It’s not often that I sit down and put thoughts into words. I’ve always thought of myself as a visual person, in order to think clearly I usually need a paintbrush in my hand and a canvas in front of me. In keeping with the RTS theme of the month this post is about how to climb the creative mountain as a full time artist.
My name is Kathryn Wilson and I’m a British artist based in Dubai. With a background in Fine Art, I had a full-time career for 10 years working in education and I decided to leave my job as a Director of Art in 2015 to focus on painting full time. Whilst the journey hasn’t been easy (and in many ways, you have to work harder when you go it alone), one year in and I couldn’t be more thankful for taking ‘that leap’.
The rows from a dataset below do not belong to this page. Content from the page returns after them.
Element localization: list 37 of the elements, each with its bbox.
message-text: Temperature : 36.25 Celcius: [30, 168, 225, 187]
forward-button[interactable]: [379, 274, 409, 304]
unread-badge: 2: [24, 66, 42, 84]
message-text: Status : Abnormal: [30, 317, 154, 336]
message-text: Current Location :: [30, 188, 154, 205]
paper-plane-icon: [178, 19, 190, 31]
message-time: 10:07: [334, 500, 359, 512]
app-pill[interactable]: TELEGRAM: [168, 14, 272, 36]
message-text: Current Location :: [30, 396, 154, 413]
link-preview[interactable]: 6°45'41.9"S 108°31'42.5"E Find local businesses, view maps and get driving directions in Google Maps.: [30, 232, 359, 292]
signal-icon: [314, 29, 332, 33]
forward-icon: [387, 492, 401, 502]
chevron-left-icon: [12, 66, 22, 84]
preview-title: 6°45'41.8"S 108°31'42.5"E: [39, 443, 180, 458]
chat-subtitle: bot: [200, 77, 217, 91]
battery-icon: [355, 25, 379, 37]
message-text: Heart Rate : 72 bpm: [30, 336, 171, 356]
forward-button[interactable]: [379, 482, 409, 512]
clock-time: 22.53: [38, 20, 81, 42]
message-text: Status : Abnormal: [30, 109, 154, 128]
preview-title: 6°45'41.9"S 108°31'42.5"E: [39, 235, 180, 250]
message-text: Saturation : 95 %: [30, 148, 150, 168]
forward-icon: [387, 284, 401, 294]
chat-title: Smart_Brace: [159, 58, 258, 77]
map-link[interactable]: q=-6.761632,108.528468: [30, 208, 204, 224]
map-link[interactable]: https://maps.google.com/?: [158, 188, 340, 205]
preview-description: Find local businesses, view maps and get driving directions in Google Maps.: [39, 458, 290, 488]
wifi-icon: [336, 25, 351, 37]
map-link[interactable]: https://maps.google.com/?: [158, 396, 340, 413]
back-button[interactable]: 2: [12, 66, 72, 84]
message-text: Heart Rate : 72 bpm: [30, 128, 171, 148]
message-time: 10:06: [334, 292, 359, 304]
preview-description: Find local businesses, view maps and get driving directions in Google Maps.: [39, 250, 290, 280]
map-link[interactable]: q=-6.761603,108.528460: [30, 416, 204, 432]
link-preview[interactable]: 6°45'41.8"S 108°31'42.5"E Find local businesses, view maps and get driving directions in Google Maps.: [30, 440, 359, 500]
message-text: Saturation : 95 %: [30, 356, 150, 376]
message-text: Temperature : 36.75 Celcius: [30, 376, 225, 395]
A friend recently asked me for some advice on how to find the balance between those days where you are not feeling productive and those where the inspiration can be overwhelming. Essentially how does one get around feeling unmotivated some of the time? Here are my 3 suggestions:
3 suggestions to help find the balance between unproductivity and overwhelming inspiration as an artist:
1. Take a step back
My answer to this is to have several pieces of work on the go at once. The work should be in a range of sizes and not necessarily in the same media. When I get stuck with one painting I know that it’s time to step away and focus on another. This allows for solutions to be reached naturally, work not to be forced and time not to be wasted. Creating Art can be unnerving, you never really know where you are going until the occasional moments where things suddenly ‘fit into place’. When you do move forward, your work reaches a new developmental stage and you find that you are excited again about the possibilities.
2. Divert your time
A significant portion of the time spent working as a full-time artist is actually on administrative tasks such as website design, e-mails to clients, photographing work, creating content for social media & networking. Opportunities can seem few and far between but then they come all at once. It is important to be productive during the lulls in order to ensure that you have enough work ready when you need it. If I’m having an off day then I’ll spend the time getting admin done and come back to painting when I’m ready.
3. Visualize your journey
So what is the creative mountain? I like to think of it as a journey, one that starts again every morning. You get up, you work out what needs to be achieved and you think about which route you will take to climb your daily mountain. Along the way, there will no doubt be obstacles such as self-doubt, a lack of motivation and some mistakes. None of these need prevent you from getting to that viewpoint at the top of your mountain where you can take a good look at what inspires you, as well as the hurdles you have overcome. A little self-belief, determination & curiosity is usually enough to get you there.
Thank you for reading, I hope this post resonates with you in some way. I would love to hear your thoughts on how you climb your creative mountain.